Dalam khutbah bertema “Keteladanan Nabi Ibrahim, Makna Pengorbanan, Ketaatan, dan Solidaritas Sosial” yang disampaikan usai shalat Idul Adha pada Rabu (27/5), Rokhmatullah menegaskan pentingnya ketaatan tanpa syarat kepada Allah SWT.

Menurutnya, hikmah tersebut dapat dipetik dari peristiwa Idul Adha yang merujuk pada sejarah Nabi Ibrahim AS dan Nabi Ismail AS.

“Nabi Ibrahim dan Nabi Ismail menunjukkan ketaatan yang luar biasa. Tidak ada tawar-menawar, tidak ada keraguan. Inilah puncak dari keimanan, tunduk sepenuhnya kepada perintah Allah SWT,” ujar Rokhmatullah yang juga merupakan Penyuluh Agama Islam pada Kantor Urusan Agama (KUA) Kementerian Agama Kabupaten Bogor.

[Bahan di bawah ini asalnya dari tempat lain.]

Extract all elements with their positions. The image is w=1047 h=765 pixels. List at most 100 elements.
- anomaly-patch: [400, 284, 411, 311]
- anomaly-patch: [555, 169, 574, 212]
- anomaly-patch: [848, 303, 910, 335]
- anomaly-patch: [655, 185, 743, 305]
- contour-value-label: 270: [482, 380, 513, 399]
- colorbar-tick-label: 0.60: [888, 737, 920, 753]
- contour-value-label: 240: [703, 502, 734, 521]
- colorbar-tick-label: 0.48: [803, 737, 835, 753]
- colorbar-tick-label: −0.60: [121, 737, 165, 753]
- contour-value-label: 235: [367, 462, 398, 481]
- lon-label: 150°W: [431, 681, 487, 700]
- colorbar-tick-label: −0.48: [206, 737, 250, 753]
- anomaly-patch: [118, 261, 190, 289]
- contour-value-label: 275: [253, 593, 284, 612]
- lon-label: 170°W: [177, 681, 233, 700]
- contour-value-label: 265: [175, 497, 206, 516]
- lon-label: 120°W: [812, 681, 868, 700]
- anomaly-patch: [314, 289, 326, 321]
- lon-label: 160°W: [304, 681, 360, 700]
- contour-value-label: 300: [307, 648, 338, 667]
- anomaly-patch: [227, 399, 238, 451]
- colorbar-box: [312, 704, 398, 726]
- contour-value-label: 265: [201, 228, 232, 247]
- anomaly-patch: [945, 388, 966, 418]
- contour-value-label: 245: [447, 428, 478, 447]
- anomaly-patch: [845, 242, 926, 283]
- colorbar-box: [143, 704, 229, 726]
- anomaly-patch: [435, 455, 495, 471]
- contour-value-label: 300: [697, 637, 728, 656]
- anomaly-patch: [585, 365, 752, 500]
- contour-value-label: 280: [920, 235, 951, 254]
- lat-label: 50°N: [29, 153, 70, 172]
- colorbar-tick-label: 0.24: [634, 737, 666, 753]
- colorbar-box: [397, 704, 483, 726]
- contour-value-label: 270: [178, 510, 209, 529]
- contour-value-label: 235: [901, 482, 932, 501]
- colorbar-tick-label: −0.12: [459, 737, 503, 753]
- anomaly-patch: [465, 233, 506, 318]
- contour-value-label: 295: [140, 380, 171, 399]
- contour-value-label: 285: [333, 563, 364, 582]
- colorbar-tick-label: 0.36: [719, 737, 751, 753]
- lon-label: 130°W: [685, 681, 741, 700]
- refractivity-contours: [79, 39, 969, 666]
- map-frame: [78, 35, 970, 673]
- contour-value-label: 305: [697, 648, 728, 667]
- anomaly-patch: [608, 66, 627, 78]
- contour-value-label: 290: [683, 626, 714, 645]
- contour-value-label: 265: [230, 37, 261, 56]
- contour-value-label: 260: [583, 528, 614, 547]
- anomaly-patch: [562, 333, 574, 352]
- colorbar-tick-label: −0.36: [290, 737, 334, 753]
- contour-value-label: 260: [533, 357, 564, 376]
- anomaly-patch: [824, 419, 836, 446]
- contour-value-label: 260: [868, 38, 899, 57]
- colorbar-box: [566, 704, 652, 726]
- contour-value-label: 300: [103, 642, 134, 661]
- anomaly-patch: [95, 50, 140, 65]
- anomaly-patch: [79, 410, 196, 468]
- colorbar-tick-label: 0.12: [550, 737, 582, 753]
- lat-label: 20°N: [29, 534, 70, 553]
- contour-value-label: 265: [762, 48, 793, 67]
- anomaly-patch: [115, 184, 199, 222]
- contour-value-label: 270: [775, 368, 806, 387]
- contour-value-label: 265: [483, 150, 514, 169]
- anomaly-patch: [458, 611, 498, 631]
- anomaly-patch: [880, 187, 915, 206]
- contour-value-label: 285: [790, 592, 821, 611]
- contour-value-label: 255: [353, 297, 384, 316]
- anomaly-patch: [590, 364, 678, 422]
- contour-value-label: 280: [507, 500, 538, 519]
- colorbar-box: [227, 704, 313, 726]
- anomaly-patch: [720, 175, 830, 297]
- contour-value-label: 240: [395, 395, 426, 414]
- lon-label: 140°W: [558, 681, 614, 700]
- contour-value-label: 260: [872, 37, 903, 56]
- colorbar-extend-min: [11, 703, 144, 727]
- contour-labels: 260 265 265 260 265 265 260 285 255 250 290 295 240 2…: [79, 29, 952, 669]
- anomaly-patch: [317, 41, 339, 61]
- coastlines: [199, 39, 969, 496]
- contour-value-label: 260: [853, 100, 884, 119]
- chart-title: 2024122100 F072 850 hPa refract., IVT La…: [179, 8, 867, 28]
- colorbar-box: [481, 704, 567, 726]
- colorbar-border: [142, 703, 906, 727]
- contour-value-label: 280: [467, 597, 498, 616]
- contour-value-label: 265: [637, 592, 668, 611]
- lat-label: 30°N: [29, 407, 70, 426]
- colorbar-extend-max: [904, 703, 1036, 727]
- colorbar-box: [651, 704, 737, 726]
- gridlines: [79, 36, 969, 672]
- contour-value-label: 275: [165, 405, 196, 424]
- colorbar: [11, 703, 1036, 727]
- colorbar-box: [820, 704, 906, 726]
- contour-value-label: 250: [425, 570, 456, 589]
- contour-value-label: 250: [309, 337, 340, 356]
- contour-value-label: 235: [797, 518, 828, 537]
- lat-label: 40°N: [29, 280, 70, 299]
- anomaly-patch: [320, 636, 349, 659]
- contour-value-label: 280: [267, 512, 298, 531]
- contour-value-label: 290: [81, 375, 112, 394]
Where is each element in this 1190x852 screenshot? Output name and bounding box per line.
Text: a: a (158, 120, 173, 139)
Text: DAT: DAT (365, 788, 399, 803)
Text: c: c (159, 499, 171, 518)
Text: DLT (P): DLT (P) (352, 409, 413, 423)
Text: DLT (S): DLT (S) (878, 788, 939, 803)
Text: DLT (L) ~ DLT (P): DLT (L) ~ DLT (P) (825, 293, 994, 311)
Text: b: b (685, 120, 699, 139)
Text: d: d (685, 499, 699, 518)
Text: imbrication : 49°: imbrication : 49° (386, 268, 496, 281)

BACA JUGA  Kebakaran di Laboratorium, IPB University Bentuk Tim Investigasi

Sementara itu, Ketua DKM Al-Khoslan Ahmad Nuryadin melaporkan bahwa pada Idul Adha 2026, panitia menerima hewan kurban sebanyak lima ekor sapi serta 21 ekor kambing dan domba dari para sohibul kurban di Perumahan Laladon Baru Residence (LBR).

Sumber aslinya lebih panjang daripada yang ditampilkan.